Discussion relating to the past and present operations of the NYC Subway, PATH, and Staten Island Railway (SIRT).

Moderator: GirlOnTheTrain

  by jaystreetcrr
My morning commute just took a turn for the worse as the Manhattan bound side of the Ft. Hamilton Parkway and 15th St. Prospect Park stations on the F line will be shut down until May. I'll have to walk to Church Ave. and then transfer at 4th Ave/9th St. from a temporary platform to get to the R train. I've enjoyed watching the work on the Culver viaduct but now I have to pay the price.
All this brings up some questions I've had about this line. For instance, the tracks that bypass the two closed stops seems to go a lot deeper and straighter than the "local" track, or is that just my imagination. Geographically, it's a big ridge there so it might make sense to punch straight through. I understand there was express service on this track at some point but now it just gets used as a bypass when repair work goes on.
The Church Ave. station was a stub end terminal from the time this line was completed until it was tied into the Culver line at Ditmas Ave. in the 1950s. What was that station like back then? I've seen maps where there was a surface connection from this station to the South Brooklyn Railway/#50 trolley line but I can't imagine that was used for anything other than construction materials.
I'm a member of a community garden that's right above the F tunnel on E. 4th St. between Caton and Ft. Hamilton Parkway. Local lore has it that several row houses were torn down as a station site but it wasn't built there, so it stayed as a vacant lot until the 1970s when it became a garden. The whole garden shakes when the trains come through.
I hope they get the rehab work finished soon and while they're at it, restore express service on those spare tracks but with all the budget cuts I'm not holding my breath....John
  by railfan365
While we're on the subject of the Culver line, I'll mention oone of my curiosities which is :Was there ever a connection between the Smith-Ninth Street Station and tracks in the street below? I have seen a wide area in the middle of that station that appears to provide for tracks going down to street level.
  by R30A
1. Yes, the express tracks do follow a more direct route. They cut under prospect park. (you can't see this on the map, but the local tracks have to detour aound the park)

2. Perhaps Transferring to the R at Jay Metrotech would be ideal for you?

3. Church was a relay terminal, using the tracks that the G currently uses to terminate trains. Depending on what year, A E and F all turned at Church. The culver connection was finished years before it was openned although only one track was in place for equipment moves.

4. Smith 9 never had a street-subway connection.
  by NE2
There were never any IND-street railway connections, as far as I know. BMT had some (since they operated both the elevated and street trackage).
  by jaystreetcrr
I just purchased a book of old photos, Brooklyn's Windsor Terrace, Kensington and Parkville Communities by Merlis and Rosenzweig, and in addition to a lot of awesome trolley shots, there's two pictures of the F line under construction by my house on Ocean Parkway taken from the roof of a school in 1930. It's cut and cover construction with the roof mostly built up by then.
Then there's another shot dated 1941 showing completed steel work from the F reaching almost to the Culver line at Ditmas Ave.
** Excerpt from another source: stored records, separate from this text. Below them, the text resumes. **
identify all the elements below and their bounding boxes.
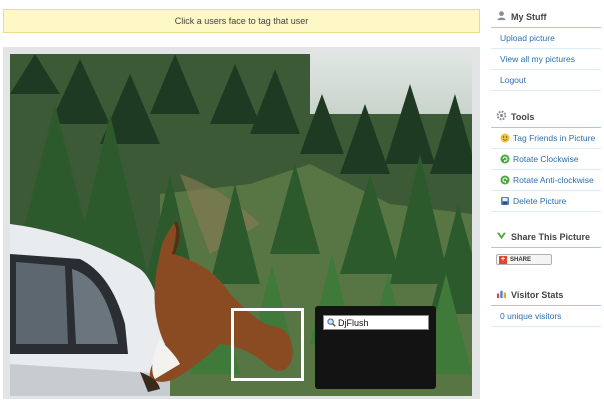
visitor-stats-section: Visitor Stats 0 unique visitors bbox=[491, 284, 601, 327]
rotate-anticlockwise-icon bbox=[500, 175, 510, 185]
face-tag-box[interactable] bbox=[231, 308, 304, 381]
share-button[interactable]: + SHARE bbox=[496, 254, 552, 265]
tag-name-input[interactable]: DjFlush bbox=[323, 315, 429, 330]
my-stuff-section: My Stuff Upload picture View all my pict… bbox=[491, 6, 601, 91]
magnifier-icon bbox=[327, 318, 336, 327]
stats-icon bbox=[496, 288, 507, 301]
user-icon bbox=[496, 10, 507, 23]
my-stuff-header: My Stuff bbox=[491, 6, 601, 28]
tag-friends-icon bbox=[500, 133, 510, 143]
tag-instruction-text: Click a users face to tag that user bbox=[174, 16, 309, 26]
stats-header: Visitor Stats bbox=[491, 284, 601, 306]
tag-instruction-banner: Click a users face to tag that user bbox=[3, 9, 480, 33]
logout-link[interactable]: Logout bbox=[491, 70, 601, 91]
upload-picture-link[interactable]: Upload picture bbox=[491, 28, 601, 49]
share-icon bbox=[496, 230, 507, 243]
share-section: Share This Picture + SHARE bbox=[491, 226, 601, 265]
share-header: Share This Picture bbox=[491, 226, 601, 248]
tools-section: Tools Tag Friends in Picture Rotate Cloc… bbox=[491, 106, 601, 212]
tag-friends-link[interactable]: Tag Friends in Picture bbox=[491, 128, 601, 149]
tag-name-value: DjFlush bbox=[338, 317, 369, 328]
plus-icon: + bbox=[499, 255, 507, 264]
tools-header: Tools bbox=[491, 106, 601, 128]
rotate-clockwise-link[interactable]: Rotate Clockwise bbox=[491, 149, 601, 170]
delete-picture-link[interactable]: Delete Picture bbox=[491, 191, 601, 212]
tag-name-panel: DjFlush bbox=[315, 306, 436, 389]
delete-icon bbox=[500, 196, 510, 206]
rotate-clockwise-icon bbox=[500, 154, 510, 164]
view-all-pictures-link[interactable]: View all my pictures bbox=[491, 49, 601, 70]
gear-icon bbox=[496, 110, 507, 123]
rotate-anticlockwise-link[interactable]: Rotate Anti-clockwise bbox=[491, 170, 601, 191]
unique-visitors-link[interactable]: 0 unique visitors bbox=[491, 306, 601, 327]
sidebar: My Stuff Upload picture View all my pict… bbox=[491, 0, 603, 401]
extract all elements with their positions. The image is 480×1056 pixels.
What took so long to make the connection? I could understand delays because of the war but why not til the early 50s?
  by railfan365
Today, while taking the F train from Manhattan to Prospect Park, a discovered that the express tracks between Jay Street and Smith-9th are back in use. After Jay, after announcements about a stalled train at Carroll, we ran express from Jay to 4th Avenue, going through Bergen and Carroll on the infamous lower level. With the G train relay at Church, will there be a resumption of regular express service on the Culver line?
  by Kamen Rider
No, the local residents do not want to loose their one seat ride to Manhattan. Same reason it was removed in the first place.


should also note the primary issue affecting the use of B3 and B4 were the fire at Bergen Tower, which required the switch machine to be replaced, the construction work on the viaduct that required a hard rail connection between the Local and express tracks, and the G terminating at Smith/9th and relaying via B3 at 4th ave.
  by flexliner
My recollection from many years ago seems that i recall a center track on the viaduct between the two express tracks that seemed to dip downwards. Can someone else recall this and if so tell us where that track went?
  by Kamen Rider
Nowhere, it was just a storage pocket. It didn't dip down, the other tracks went up.